Healthcare professionals’ views on healthcare-related factors influencing symptom course in persistent somatic symptoms: a qualitative study of four European countries
Background The care trajectory for patients with Persistent Somatic Symptoms (PSS) is complex due to variability in diagnoses and treatments, with differences across European healthcare systems. Existing findings predominantly come from individual Western European countries, and comparative studies are lacking. This study aimed to explore how healthcare systems are perceived to influence PSS courses across four European countries and how professionals view their respective systems regarding PSS. Methods We used semi-structured interviews to conduct a qualitative study with healthcare professionals from Germany, Italy, the Netherlands, and Poland. Sixteen participants were recruited purposively through international and national networks focusing on PSS, ensuring representation from primary care, secondary care medical specialists, mental health, and other healthcare fields.

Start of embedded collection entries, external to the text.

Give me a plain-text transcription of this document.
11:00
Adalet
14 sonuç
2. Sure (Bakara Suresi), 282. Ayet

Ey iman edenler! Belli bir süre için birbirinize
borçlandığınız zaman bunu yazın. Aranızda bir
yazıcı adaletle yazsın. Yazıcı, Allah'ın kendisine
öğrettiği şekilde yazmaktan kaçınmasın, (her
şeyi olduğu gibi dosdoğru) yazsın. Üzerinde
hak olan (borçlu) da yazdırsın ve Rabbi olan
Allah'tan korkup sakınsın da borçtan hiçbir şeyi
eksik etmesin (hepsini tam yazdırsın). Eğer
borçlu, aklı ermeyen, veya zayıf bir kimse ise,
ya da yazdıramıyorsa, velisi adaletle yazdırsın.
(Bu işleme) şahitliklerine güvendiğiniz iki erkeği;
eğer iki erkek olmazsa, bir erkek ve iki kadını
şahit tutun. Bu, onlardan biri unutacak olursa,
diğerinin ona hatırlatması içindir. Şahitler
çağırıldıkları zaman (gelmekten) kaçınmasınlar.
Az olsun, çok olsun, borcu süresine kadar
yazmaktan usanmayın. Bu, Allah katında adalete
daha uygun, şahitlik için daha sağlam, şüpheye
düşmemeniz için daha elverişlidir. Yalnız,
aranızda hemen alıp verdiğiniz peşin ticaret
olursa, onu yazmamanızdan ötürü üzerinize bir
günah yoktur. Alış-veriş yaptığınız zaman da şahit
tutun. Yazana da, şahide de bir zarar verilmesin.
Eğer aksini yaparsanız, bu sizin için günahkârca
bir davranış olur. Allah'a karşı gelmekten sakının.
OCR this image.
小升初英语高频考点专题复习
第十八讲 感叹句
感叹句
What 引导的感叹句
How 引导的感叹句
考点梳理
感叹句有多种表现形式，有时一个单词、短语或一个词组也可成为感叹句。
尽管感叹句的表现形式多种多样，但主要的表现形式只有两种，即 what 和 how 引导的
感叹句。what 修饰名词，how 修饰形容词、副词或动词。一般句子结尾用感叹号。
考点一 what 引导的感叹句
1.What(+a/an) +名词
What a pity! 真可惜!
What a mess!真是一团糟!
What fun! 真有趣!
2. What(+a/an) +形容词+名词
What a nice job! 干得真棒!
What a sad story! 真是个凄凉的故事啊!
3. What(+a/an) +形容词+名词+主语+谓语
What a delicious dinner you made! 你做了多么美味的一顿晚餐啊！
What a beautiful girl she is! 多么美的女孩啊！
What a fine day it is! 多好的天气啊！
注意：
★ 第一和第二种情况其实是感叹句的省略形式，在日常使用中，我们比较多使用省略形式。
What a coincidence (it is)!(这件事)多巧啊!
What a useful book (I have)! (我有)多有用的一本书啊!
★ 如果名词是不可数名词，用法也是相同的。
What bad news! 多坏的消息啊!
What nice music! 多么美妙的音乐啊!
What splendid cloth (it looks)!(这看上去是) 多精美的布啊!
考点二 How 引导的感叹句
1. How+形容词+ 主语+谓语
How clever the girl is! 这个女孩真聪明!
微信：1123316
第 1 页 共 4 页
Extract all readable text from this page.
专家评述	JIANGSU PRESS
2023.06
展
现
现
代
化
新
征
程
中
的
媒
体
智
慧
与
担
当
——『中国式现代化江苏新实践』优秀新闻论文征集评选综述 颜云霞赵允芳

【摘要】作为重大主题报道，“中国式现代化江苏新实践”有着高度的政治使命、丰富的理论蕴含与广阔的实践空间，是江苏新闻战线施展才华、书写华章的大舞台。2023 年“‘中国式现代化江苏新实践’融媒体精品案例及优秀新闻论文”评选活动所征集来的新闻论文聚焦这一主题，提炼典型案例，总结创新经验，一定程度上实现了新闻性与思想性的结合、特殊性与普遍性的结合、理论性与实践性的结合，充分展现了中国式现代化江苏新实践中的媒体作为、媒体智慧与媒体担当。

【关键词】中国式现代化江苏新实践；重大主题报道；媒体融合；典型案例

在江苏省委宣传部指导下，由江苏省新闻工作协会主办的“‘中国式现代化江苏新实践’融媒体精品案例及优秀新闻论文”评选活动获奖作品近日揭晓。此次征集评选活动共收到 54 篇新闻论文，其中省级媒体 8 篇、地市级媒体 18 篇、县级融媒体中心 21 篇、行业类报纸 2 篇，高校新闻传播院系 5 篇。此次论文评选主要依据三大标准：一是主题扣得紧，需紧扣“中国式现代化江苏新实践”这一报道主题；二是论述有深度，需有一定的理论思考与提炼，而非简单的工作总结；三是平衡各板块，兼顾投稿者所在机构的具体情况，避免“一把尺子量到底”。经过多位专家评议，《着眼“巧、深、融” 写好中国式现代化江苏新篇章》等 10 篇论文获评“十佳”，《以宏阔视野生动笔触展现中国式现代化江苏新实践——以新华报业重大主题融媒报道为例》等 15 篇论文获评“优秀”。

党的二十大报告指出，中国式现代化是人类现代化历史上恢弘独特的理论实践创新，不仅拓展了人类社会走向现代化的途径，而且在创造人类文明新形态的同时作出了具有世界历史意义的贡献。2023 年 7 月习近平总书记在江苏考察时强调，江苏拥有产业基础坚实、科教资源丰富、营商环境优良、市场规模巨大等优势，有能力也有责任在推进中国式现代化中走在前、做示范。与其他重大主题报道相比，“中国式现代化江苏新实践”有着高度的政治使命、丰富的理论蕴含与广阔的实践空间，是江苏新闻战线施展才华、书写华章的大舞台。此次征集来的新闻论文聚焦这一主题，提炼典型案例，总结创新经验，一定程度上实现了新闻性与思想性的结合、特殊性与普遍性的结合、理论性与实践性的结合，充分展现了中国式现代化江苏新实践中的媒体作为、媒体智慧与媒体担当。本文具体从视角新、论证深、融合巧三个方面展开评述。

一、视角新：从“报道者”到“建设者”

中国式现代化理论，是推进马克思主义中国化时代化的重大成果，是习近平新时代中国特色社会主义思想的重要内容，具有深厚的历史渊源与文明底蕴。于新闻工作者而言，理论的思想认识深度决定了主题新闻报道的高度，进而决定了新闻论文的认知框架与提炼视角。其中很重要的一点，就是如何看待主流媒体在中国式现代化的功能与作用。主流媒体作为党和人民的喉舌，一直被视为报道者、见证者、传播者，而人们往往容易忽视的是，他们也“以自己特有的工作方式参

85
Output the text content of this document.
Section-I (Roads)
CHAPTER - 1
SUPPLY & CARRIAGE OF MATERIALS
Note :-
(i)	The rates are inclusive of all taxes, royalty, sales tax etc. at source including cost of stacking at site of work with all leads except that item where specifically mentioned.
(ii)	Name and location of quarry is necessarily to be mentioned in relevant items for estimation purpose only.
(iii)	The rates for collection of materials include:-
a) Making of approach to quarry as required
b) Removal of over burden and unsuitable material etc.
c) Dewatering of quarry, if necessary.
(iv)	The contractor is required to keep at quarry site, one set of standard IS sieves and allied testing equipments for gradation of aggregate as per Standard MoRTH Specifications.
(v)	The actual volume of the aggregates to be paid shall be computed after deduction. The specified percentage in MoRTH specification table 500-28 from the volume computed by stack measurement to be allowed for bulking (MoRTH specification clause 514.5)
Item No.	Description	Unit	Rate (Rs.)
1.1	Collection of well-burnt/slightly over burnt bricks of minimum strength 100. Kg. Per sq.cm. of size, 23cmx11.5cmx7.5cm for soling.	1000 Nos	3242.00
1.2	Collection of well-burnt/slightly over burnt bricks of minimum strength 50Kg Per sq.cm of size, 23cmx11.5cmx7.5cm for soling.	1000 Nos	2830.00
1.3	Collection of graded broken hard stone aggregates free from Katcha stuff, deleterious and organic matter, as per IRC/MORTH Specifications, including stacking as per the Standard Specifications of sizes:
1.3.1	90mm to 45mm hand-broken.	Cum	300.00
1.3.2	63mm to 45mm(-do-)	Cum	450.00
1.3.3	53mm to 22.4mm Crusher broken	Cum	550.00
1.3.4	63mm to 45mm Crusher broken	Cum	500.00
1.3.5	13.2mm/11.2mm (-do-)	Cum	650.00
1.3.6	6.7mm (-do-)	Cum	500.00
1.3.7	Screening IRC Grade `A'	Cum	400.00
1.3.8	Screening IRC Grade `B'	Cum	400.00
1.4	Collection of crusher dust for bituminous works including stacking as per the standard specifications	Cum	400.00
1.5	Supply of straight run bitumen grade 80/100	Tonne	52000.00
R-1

Results We found that the interaction of structural and interpersonal factors within the healthcare system influenced the course of PSS symptoms. Systemic barriers such as limited consultation times and issues in care pathways or insurance coverage were prevalent in Germany and the Netherlands, while access and trust issues were more prominent in Italy and Poland. Key improvements suggested included reimbursement and treatment eligibility for PSS, establishing collaborative care pathways, and sufficient consultation times. Additionally, enhancing professional-patient relationships and improving education for healthcare professionals and patients were identified as crucial steps. Conclusions The results show that although expertise is improving, current healthcare system structures prevent professionals from using them effectively. Therefore, systemic reforms and better professional training are needed to improve care for patients with PSS.